Wealthy people in modern societies can generally afford to eat more lavishly than individuals from other classes, and the same applied to ancient Egypt. Privileged families in ancient Egypt enjoyed a more varied diet than their counterparts with less money. They also ate considerably more meat from various animal sources.

Dietary Basics

Food in ancient Egypt was centered heavily around bread, both for impoverished and wealthy people. They typically ate unleavened bread, a type of bread devoid of yeast. Bread made up the bulk of the diet for poor ancient Egyptians. They also drank a lot of beer. People without much money also dined on fresh produce they grew themselves, whether lentils, onions, cucumbers, lettuce, peas or radishes. Poultry and fish were also occasionally part of their diets. Typical sources of poultry were geese, ducks and quails. Wealthy ancient Egyptians had access to all of these things, but were also able to eat much more. In Ancient Egypt, broad food options denoted riches and high status.

Meals With Meat

Rich ancient Egyptians had regular access to meat, which was a rarity for others, restricted to once-in-a-while festivities. Some of the many meats the wealthy ate included beef, goat, gazelle, antelope and sheep. Pork was often avoided in ancient Egypt as they believed it to not be a "clean" meat. Much of what wealthy ancient Egyptians ate was imported from other nations, hence the many choices.

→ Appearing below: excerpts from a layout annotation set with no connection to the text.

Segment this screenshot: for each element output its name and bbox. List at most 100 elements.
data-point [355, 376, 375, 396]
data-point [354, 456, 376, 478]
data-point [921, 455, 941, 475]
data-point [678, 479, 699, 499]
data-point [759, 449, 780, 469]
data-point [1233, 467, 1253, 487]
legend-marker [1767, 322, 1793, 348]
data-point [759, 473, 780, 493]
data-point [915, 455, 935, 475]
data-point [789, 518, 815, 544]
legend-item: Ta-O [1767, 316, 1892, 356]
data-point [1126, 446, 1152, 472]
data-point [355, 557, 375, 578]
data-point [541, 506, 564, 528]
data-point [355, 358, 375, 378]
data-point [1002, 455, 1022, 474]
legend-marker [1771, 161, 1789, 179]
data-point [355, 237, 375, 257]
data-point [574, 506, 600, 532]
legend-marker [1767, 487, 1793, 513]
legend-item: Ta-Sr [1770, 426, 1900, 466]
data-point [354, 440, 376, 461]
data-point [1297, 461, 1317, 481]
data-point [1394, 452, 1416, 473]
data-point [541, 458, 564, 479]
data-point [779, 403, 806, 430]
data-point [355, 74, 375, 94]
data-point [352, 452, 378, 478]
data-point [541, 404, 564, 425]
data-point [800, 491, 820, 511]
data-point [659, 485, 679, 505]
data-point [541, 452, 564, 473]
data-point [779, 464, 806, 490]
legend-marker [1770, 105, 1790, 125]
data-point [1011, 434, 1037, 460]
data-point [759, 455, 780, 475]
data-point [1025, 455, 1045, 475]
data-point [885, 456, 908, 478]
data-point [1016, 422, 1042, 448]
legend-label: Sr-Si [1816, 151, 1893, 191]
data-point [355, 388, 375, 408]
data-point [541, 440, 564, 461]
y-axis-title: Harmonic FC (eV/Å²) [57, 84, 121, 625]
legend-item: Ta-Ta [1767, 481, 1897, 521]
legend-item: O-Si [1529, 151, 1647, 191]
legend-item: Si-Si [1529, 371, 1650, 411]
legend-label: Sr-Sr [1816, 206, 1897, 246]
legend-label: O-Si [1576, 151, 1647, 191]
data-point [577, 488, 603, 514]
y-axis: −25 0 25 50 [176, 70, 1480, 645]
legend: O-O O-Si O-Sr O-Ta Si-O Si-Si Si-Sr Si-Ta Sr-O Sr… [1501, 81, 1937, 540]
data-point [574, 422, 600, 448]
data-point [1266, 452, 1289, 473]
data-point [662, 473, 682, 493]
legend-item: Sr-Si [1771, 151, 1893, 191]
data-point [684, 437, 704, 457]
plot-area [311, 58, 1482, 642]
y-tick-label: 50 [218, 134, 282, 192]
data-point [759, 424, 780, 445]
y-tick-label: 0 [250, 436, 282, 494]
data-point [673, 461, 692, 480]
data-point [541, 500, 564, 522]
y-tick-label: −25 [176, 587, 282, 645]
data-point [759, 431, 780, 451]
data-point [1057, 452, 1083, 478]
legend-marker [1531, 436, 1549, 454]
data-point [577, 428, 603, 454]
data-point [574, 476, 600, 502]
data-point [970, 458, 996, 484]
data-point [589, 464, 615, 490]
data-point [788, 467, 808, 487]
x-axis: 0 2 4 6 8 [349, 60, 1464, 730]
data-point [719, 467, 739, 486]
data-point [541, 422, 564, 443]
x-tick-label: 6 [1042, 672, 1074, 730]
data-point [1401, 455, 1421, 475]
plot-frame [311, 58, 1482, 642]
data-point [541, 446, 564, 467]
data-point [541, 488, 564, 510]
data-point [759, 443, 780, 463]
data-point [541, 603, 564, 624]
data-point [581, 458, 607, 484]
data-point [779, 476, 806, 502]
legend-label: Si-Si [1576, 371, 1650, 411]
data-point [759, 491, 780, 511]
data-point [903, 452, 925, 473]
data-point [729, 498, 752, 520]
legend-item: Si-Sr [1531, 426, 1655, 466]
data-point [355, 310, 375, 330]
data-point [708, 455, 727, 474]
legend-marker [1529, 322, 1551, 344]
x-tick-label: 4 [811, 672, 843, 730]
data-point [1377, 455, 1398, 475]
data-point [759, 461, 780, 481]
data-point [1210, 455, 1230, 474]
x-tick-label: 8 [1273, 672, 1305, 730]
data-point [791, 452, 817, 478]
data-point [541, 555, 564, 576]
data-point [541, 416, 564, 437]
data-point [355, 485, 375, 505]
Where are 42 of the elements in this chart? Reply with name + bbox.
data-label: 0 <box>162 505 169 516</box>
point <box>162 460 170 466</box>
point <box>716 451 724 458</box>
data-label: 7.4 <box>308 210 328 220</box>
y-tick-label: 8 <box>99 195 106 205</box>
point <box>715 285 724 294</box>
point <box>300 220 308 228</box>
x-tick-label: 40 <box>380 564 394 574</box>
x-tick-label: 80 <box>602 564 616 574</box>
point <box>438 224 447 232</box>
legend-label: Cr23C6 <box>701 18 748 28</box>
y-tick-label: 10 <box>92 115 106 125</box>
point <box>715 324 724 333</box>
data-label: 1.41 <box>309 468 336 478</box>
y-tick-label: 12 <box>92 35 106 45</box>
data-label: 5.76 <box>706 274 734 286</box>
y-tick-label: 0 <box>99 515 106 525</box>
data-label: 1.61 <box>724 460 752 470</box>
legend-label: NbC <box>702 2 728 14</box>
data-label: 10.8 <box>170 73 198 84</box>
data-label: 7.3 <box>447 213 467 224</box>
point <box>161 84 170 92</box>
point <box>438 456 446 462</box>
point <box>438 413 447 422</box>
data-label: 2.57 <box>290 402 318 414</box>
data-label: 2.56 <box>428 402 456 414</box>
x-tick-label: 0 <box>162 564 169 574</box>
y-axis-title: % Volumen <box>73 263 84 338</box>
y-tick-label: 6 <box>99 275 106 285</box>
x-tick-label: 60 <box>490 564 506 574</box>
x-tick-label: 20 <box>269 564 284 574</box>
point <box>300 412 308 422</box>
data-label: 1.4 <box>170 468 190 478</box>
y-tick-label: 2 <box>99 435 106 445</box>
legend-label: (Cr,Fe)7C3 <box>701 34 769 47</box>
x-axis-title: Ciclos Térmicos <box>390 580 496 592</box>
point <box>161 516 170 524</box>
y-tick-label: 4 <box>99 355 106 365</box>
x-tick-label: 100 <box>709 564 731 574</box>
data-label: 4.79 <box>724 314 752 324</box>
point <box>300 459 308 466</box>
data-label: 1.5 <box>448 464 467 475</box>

Dairy products such as cheese, butter and milk were all seen as valuable products.

Significant Fruit Intake

Fruit also constituted a big portion of the wealthy ancient Egyptian diet. Melons, dates, figs, grapes and pomegranates were common. They also ate a lot of doum palm fruits. Wealthy ancient Egyptians frequently kept fruit in reed baskets. Their beverage options weren't limited to beer, and they consumed a lot of wine and barley ale, too. Wine was made from palms and grapes.

Sweet Treats

Ancient Egyptians also frequently ate desserts, mostly baked items including cakes, sweet breads and pastries. They used either honey or dates to add necessary sweetness to their desserts, as sugar was not yet available to them. Fruit like grapes and figs were also often served as desserts.

Extra Flavoring

Wealthy ancient Egyptians ate many sumptuous dinners flavored with various spices and herbs. Some of the spices and herbs used to bring out the taste in ancient Egyptian cuisine were coriander, rosemary, thyme, mint, cumin, dill and cinnamon.

Frequency in Eating

Rich ancient Egyptians differed from the poor not only in the broadness of their diets, but also in dining frequency. They generally ate three meals each day -- one in the morning, one at the end of the day and a final one at night. Poor unskilled workers, on the other hand, likely ate just two meals per day.